THE House prosecution on Tuesday asserted that Vice President Sara Z. Duterte’s legal team has avoided addressing the central issue in the impeachment case, arguing that the defense focused on procedural and technical matters instead of denying the controversial statements attributed to the Vice President
House prosecutor and Manila Rep. Joel Chua said the defense has repeatedly questioned typographical errors and dates in documentary evidence but has stopped short of denying Duterte’s own words.
“So far sa nakikita ko, maliwanag ang video, nandun na sa video ang pagbabanta, nasa record ang findings. Anong sagot ng depensa? Mali ang petsa, [may] mga typo error,” Chua said in a television interview.
“Nakailang hearing na tayo, nakailang trial na tayo, never nilang dineny. In fact, ang sinasabi pa nila, nagpapalusot pa sila. But never nilang dineny na ito ay binanggit at sinabi?” added the Chairman of the House Committee on Good Government and Public Accountability.
Chua’s remarks came after the defense on Monday devoted much of its cross-examination of National Bureau of Investigation (NBI) Regional Director Jeremy Lotoc to questioning typographical errors and discrepancies in dates in the prosecution’s documentary evidence.
Earlier in the hearing, Lotoc testified that the NBI treated Duterte’s Nov. 23, 2024 remarks as a serious and credible threat against President Ferdinand R. Marcos Jr., First Lady Liza Araneta-Marcos and former Speaker Ferdinand Martin G. Romualdez.
He told the Senate impeachment court that the bureau recommended the filing of charges for grave threats and inciting to sedition after finding “prima facie evidence with reasonable certainty of conviction.”
During cross-examination, the defense pointed to clerical errors in some NBI documents, including incorrect dates. Lotoc acknowledged that the mistakes were typographical errors and maintained that they did not affect the substance of the investigation or the bureau’s findings.

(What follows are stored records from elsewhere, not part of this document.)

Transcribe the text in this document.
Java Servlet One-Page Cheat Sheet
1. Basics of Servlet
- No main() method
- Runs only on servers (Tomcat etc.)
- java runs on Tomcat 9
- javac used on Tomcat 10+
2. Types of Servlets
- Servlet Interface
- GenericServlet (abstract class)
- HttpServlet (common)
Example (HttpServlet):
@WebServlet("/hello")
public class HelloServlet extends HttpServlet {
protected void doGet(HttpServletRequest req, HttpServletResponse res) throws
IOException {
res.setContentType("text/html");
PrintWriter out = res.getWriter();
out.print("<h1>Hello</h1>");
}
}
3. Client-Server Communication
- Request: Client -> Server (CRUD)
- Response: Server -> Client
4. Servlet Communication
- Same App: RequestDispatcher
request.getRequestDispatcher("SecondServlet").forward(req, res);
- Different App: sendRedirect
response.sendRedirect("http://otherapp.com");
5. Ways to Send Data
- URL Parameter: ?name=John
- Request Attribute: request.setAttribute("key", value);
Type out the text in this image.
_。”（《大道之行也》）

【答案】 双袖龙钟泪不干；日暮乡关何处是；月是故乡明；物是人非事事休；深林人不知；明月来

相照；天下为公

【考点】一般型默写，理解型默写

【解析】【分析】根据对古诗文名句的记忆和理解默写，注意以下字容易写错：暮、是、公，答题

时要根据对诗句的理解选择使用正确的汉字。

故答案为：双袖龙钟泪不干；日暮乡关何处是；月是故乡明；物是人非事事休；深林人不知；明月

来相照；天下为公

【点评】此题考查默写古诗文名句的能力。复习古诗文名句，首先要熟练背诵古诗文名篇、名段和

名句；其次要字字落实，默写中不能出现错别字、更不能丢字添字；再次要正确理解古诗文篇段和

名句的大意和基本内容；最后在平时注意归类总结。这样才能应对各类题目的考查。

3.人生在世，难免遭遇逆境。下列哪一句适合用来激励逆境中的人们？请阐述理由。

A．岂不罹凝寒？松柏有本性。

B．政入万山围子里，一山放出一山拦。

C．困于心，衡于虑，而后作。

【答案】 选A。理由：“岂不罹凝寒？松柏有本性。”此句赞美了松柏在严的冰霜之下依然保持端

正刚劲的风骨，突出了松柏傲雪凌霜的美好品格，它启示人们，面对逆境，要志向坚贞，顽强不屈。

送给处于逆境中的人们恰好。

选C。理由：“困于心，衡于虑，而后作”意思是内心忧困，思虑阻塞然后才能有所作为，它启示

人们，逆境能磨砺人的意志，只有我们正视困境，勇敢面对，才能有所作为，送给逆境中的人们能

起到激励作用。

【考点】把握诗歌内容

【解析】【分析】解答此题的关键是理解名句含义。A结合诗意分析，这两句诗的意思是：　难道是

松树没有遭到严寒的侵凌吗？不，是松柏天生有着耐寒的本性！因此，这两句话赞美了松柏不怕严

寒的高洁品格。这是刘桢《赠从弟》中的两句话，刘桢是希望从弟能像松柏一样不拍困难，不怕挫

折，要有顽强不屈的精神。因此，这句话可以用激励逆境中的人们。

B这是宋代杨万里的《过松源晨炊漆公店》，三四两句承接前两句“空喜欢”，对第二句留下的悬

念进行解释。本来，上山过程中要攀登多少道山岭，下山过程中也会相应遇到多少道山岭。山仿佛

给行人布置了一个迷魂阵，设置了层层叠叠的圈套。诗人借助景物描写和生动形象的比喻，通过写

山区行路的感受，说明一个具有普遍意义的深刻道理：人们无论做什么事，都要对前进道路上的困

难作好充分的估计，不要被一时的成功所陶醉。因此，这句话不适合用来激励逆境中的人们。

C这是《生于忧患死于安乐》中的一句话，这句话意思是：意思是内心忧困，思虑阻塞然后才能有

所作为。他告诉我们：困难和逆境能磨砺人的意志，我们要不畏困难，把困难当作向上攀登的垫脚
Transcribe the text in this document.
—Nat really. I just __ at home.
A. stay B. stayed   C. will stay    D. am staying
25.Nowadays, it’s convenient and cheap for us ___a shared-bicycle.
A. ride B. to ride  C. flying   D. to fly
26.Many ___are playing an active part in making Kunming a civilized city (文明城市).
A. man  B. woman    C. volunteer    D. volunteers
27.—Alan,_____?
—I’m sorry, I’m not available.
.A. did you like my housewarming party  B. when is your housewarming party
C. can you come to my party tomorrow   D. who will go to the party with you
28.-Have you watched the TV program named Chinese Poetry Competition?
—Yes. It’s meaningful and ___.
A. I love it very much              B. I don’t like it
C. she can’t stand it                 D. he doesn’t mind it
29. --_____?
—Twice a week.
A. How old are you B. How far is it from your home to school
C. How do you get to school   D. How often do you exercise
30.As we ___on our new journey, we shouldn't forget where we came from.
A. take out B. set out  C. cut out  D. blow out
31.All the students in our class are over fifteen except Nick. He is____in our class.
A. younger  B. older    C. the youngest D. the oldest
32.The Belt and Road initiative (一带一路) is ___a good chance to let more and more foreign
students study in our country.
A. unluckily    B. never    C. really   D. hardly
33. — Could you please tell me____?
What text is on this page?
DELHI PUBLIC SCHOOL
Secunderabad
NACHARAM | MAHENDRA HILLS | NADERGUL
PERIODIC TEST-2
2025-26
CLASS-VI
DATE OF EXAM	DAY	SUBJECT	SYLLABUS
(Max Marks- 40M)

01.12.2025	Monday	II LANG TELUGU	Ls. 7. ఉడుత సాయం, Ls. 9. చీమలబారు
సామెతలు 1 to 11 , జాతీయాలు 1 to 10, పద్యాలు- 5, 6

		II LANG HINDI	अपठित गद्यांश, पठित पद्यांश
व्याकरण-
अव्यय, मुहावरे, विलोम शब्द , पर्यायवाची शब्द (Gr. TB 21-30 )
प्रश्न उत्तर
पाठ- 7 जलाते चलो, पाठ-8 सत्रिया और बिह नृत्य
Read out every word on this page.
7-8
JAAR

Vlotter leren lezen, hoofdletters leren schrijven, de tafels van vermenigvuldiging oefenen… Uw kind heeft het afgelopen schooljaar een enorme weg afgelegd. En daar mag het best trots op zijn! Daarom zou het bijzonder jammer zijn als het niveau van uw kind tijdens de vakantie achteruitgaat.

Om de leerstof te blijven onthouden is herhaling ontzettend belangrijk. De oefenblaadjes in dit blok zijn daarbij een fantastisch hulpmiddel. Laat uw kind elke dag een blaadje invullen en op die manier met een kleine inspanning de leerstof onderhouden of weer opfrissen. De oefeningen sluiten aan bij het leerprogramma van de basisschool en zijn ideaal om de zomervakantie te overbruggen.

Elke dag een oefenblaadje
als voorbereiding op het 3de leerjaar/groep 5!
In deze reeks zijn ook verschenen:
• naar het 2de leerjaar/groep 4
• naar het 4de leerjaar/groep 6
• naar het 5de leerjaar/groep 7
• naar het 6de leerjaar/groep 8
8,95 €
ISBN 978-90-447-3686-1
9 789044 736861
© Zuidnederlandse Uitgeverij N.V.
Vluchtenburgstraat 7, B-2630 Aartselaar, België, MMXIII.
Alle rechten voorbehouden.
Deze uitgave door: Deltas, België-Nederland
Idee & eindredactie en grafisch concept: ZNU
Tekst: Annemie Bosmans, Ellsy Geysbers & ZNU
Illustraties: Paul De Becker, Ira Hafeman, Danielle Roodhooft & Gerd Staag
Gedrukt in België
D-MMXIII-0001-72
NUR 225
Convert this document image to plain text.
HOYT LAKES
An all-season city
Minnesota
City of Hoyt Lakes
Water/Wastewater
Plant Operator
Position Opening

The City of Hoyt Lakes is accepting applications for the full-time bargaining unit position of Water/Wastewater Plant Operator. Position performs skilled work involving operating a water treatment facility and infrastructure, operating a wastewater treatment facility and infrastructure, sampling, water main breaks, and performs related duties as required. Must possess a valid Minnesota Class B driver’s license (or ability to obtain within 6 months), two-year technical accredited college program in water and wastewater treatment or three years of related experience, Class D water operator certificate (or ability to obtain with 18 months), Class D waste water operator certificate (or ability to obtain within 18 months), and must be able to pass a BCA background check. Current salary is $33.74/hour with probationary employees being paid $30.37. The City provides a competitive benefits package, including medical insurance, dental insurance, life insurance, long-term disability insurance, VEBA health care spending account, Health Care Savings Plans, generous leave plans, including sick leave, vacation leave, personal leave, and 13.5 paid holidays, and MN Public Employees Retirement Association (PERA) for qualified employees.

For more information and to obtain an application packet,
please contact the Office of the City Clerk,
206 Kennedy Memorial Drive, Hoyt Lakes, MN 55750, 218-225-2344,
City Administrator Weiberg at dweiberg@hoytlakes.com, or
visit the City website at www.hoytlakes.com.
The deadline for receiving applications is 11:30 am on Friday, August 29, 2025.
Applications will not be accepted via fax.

Chua said the defense has instead attempted to explain or justify Duterte’s remarks rather than dispute that she made them.
He also rejected suggestions that the prosecution must identify the alleged assassin Duterte claimed to have hired, saying the impeachment case centers on her own public statements rather than proving the existence of an actual assassination plot.
“The threat itself [is enough],” Chua said when asked whether prosecutors must prove that the alleged assassin existed.
“Dahil kasi nga, ang kinukwestyon natin dito ‘yung binitawan niyang salita. The fact na may assassin, na nakausap siya, the fact na hindi ito makita, is of no moment. Kasi hindi naman ito criminal, kung saan proof beyond reasonable doubt ang kailangan patunayan namin. This is an impeachment case. So iba ’to, at hindi po ito criminal case.”
The House prosecution is currently presenting evidence on the fourth article of impeachment, which accuses Duterte of making grave threats and inciting to sedition over her Nov. 23, 2024 remarks that she had contracted someone to kill the country’s top officials if she herself were killed.